Typically, biking, running and hiking are most suitable for an off-road experience.
Trail Biking Safety
• Equipment: Road bikes are not well-suited for trail cycling. Mountain bikes are equipped with wide, densely treaded tires that are able to grip rugged terrain. The gearing of a mountain bike is also unique and allows for steep climbs and descents. The braking systems and handlebar grips are also safely positioned.
• Protective clothing: Helmets are always imperative when cycling to avoid catastrophic injury — even the most experienced mountain bikers wear helmets. Other protective clothing includes gloves, elbow and knee pads. The rule in off-road cycling is that falling should be expected as part of the experience. Brightly colored clothing is also advisable when riding in areas that may be shared by hunters.
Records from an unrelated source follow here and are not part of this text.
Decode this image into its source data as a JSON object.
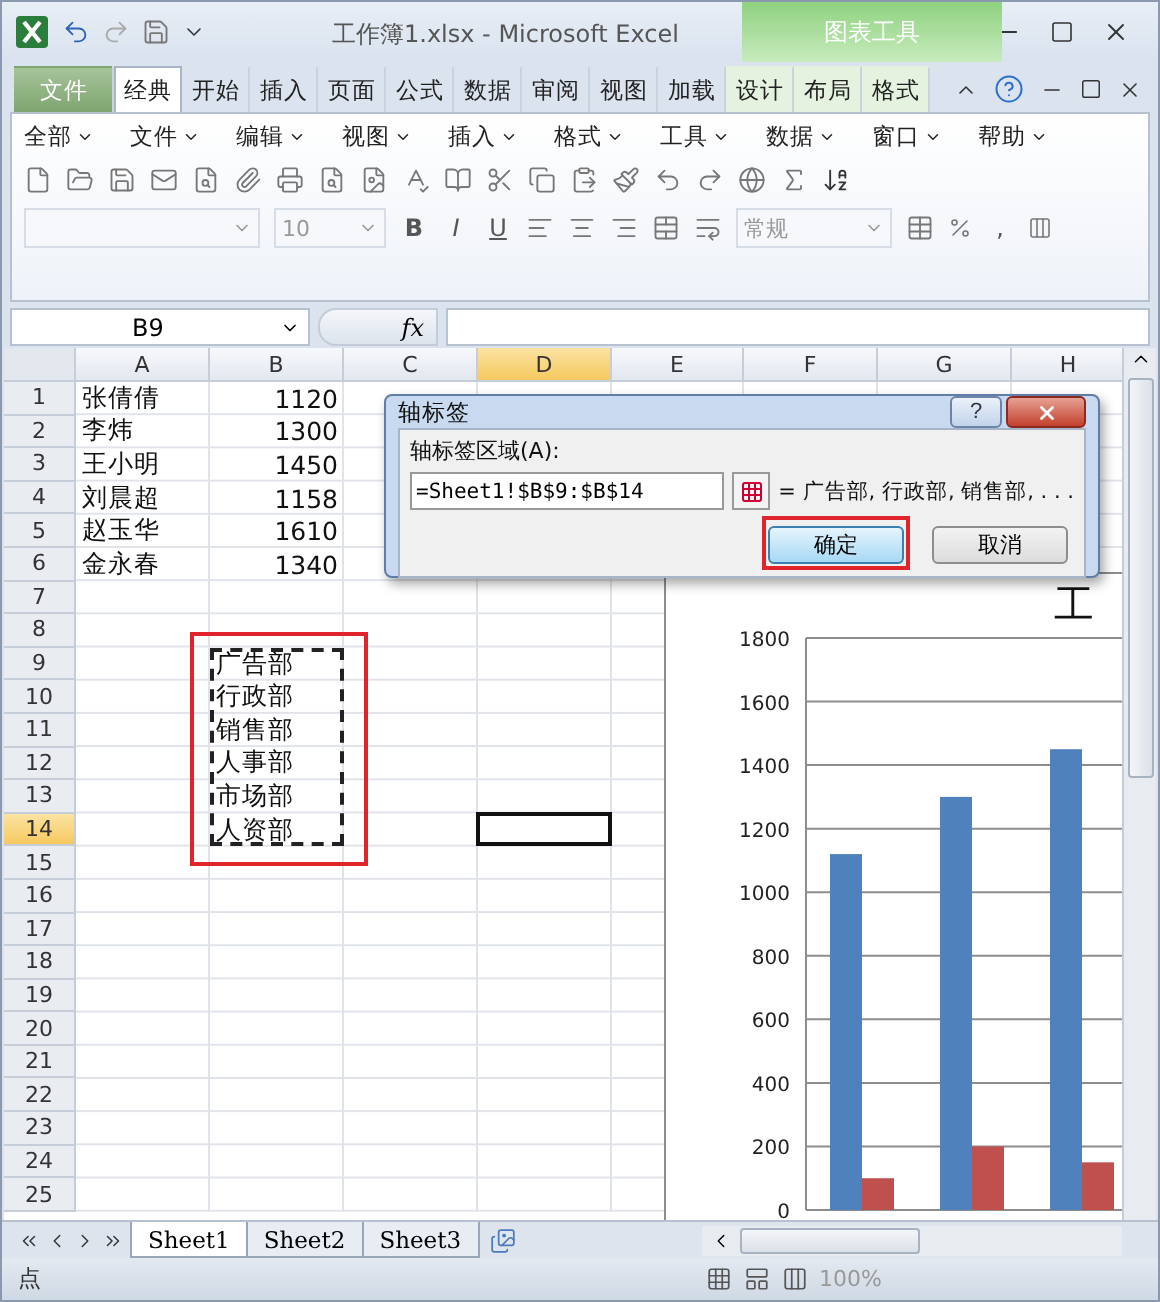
{
  "window": {
    "title": "工作簿1.xlsx  -  Microsoft Excel",
    "context_group": "图表工具"
  },
  "ribbon_tabs": [
    {
      "label": "文件",
      "kind": "file",
      "selected": false
    },
    {
      "label": "经典",
      "kind": "normal",
      "selected": true
    },
    {
      "label": "开始",
      "kind": "normal",
      "selected": false
    },
    {
      "label": "插入",
      "kind": "normal",
      "selected": false
    },
    {
      "label": "页面",
      "kind": "normal",
      "selected": false
    },
    {
      "label": "公式",
      "kind": "normal",
      "selected": false
    },
    {
      "label": "数据",
      "kind": "normal",
      "selected": false
    },
    {
      "label": "审阅",
      "kind": "normal",
      "selected": false
    },
    {
      "label": "视图",
      "kind": "normal",
      "selected": false
    },
    {
      "label": "加载",
      "kind": "normal",
      "selected": false
    },
    {
      "label": "设计",
      "kind": "context",
      "selected": false
    },
    {
      "label": "布局",
      "kind": "context",
      "selected": false
    },
    {
      "label": "格式",
      "kind": "context",
      "selected": false
    }
  ],
  "menu": [
    "全部",
    "文件",
    "编辑",
    "视图",
    "插入",
    "格式",
    "工具",
    "数据",
    "窗口",
    "帮助"
  ],
  "toolbar": {
    "font_size": "10",
    "number_format": "常规",
    "style_buttons": [
      "B",
      "I",
      "U"
    ],
    "comma": ","
  },
  "formula_bar": {
    "name_box": "B9",
    "function_label": "fx"
  },
  "sheet": {
    "columns": [
      {
        "label": "A",
        "selected": false
      },
      {
        "label": "B",
        "selected": false
      },
      {
        "label": "C",
        "selected": false
      },
      {
        "label": "D",
        "selected": true
      },
      {
        "label": "E",
        "selected": false
      },
      {
        "label": "F",
        "selected": false
      },
      {
        "label": "G",
        "selected": false
      },
      {
        "label": "H",
        "selected": false
      }
    ],
    "rows": [
      {
        "header": "1",
        "selected": false,
        "marquee": false,
        "a": "张倩倩",
        "b": "1120"
      },
      {
        "header": "2",
        "selected": false,
        "marquee": false,
        "a": "李炜",
        "b": "1300"
      },
      {
        "header": "3",
        "selected": false,
        "marquee": false,
        "a": "王小明",
        "b": "1450"
      },
      {
        "header": "4",
        "selected": false,
        "marquee": false,
        "a": "刘晨超",
        "b": "1158"
      },
      {
        "header": "5",
        "selected": false,
        "marquee": false,
        "a": "赵玉华",
        "b": "1610"
      },
      {
        "header": "6",
        "selected": false,
        "marquee": false,
        "a": "金永春",
        "b": "1340"
      },
      {
        "header": "7",
        "selected": false,
        "marquee": false
      },
      {
        "header": "8",
        "selected": false,
        "marquee": false
      },
      {
        "header": "9",
        "selected": false,
        "marquee": true,
        "b": "广告部"
      },
      {
        "header": "10",
        "selected": false,
        "marquee": true,
        "b": "行政部"
      },
      {
        "header": "11",
        "selected": false,
        "marquee": true,
        "b": "销售部"
      },
      {
        "header": "12",
        "selected": false,
        "marquee": true,
        "b": "人事部"
      },
      {
        "header": "13",
        "selected": false,
        "marquee": true,
        "b": "市场部"
      },
      {
        "header": "14",
        "selected": true,
        "marquee": true,
        "b": "人资部"
      },
      {
        "header": "15",
        "selected": false,
        "marquee": false
      },
      {
        "header": "16",
        "selected": false,
        "marquee": false
      },
      {
        "header": "17",
        "selected": false,
        "marquee": false
      },
      {
        "header": "18",
        "selected": false,
        "marquee": false
      },
      {
        "header": "19",
        "selected": false,
        "marquee": false
      },
      {
        "header": "20",
        "selected": false,
        "marquee": false
      },
      {
        "header": "21",
        "selected": false,
        "marquee": false
      },
      {
        "header": "22",
        "selected": false,
        "marquee": false
      },
      {
        "header": "23",
        "selected": false,
        "marquee": false
      },
      {
        "header": "24",
        "selected": false,
        "marquee": false
      },
      {
        "header": "25",
        "selected": false,
        "marquee": false
      }
    ]
  },
  "chart": {
    "title": "工",
    "chart_data": {
      "type": "bar",
      "grid": true,
      "ylim": [
        0,
        1800
      ],
      "yticks": [
        0,
        200,
        400,
        600,
        800,
        1000,
        1200,
        1400,
        1600,
        1800
      ],
      "series": [
        {
          "color": "#4f81bd",
          "values": [
            1120,
            1300,
            1450
          ]
        },
        {
          "color": "#c0504d",
          "values": [
            100,
            200,
            150
          ]
        }
      ]
    }
  },
  "dialog": {
    "title": "轴标签",
    "help": "?",
    "field_label": "轴标签区域(A):",
    "value": "=Sheet1!$B$9:$B$14",
    "preview": "= 广告部, 行政部, 销售部, . . .",
    "buttons": [
      {
        "label": "确定",
        "highlighted": true
      },
      {
        "label": "取消",
        "highlighted": false
      }
    ]
  },
  "sheet_tabs": [
    {
      "label": "Sheet1",
      "selected": true
    },
    {
      "label": "Sheet2",
      "selected": false
    },
    {
      "label": "Sheet3",
      "selected": false
    }
  ],
  "status_bar": {
    "mode": "点",
    "zoom": "100%"
  }
}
• Knowledge: Try to use trails that you are familiar with or study the area on a posted map before entering a wooded area. A compass or GPS device is a wise investment. A cell phone or other communication device is helpful.
• Group ride: It is best to travel with others when going off-road, and stay together as a group. This is important from the standpoint of safety as well as adding an aspect of socialization.
• Nourishment: Water and energy bars are worth bringing along. Fatigue can be very dangerous and a rider shouldn’t hesitate to take a break for rest and nourishment.